Sudah sekian lama aku tak menulis ditempat ini. Boleh kubilang karena kesibukkan yang lebih sering menemaniku. Aku sudah duduk di bangku kelas 12 SMA, dan itu hanya tinggal beberapa bulan lagi aku harus menempuh try out, ujian praktik, ujian nasional, dan tentu aku masih berharap banyak bisa menempuh ke jenjang pendidikan di perguruan tinggi favorit tentunya. Hmm... mumpung ini aku lagi lowong gara-gara di sekolah sedang mengadakan class meeting, jadi aku iseng mau ngepost sebuah cerita tentang Embun dan Matahari.
  
Dahulu embun dan matahari pernah menjalin sebuah hubungan. Embun sangat menyayangi matahari. Termenung dalam hening, embun sampai saat ini belum dapat melepas bayangan matahari. Andai kamu tahu, sebenarnya kala itu hubungan antara Embun dan Matahari hanya mainan belaka. Matahari tak pernah benar menyayangi Embun. Namun, seberapa ahli actingnya sehingga tak ada satupun makhluk ciptaan Tuhan lain yang tahu tentang itu. Sampai akhirnya, mereka berpisah.
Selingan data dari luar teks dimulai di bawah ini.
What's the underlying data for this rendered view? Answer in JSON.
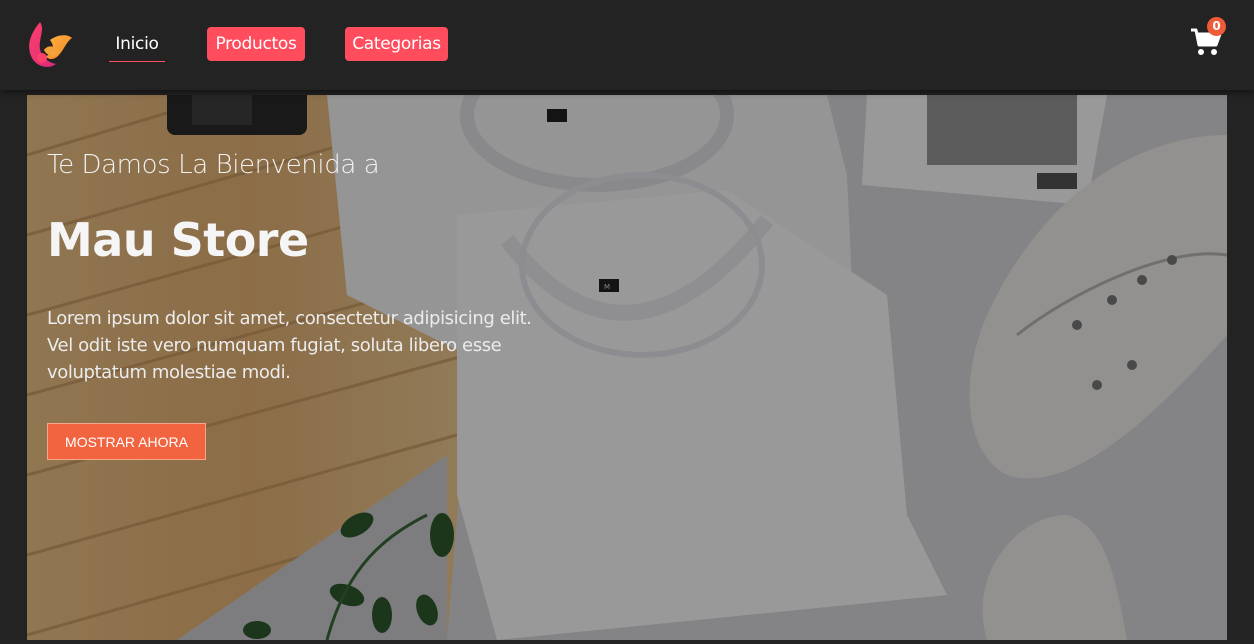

Setelah perpisahan itu, sebegitu kejamnya teman Matahari berani mencaci Embun, “Kasihan ya yang cuman dijadiin pelarian.” Hati sakit, namun Embun tahu benar bahwa dia menyayangi Matahari dengan tulus. 

Cobaan begitu berat, ketika selang beberapa bulan lamanya akhirnya Matahari kembali dekat dengan Embun. Dia kerap kali sms, menelepon, dan memberi kabar tentang kisah hidupnya yang sekarang. “Tuhan, bagaimana bisa aku menghindari dari kedekatan ini?” Embun selalu tak dapat menahan segala emosinya untuk tidak membalas perhatian dari Matahari. Embun berandai-andai, “Apakah mungkin ini jalan untuk kembali padanya? Tetapi bagaimana dengan perasaanku yang pernah tersakiti olehnya? Apa aku harus sekejap memaafkan? Ternyata memang benar... sakit rasanya... tetapi aku juga masih jatuh cinta terhadapnya. Tentang pesonanya, parfumnya, tingkahnya, kebodohannya, senyumnya dan tawanya. Sungguh, aku mencintainya.”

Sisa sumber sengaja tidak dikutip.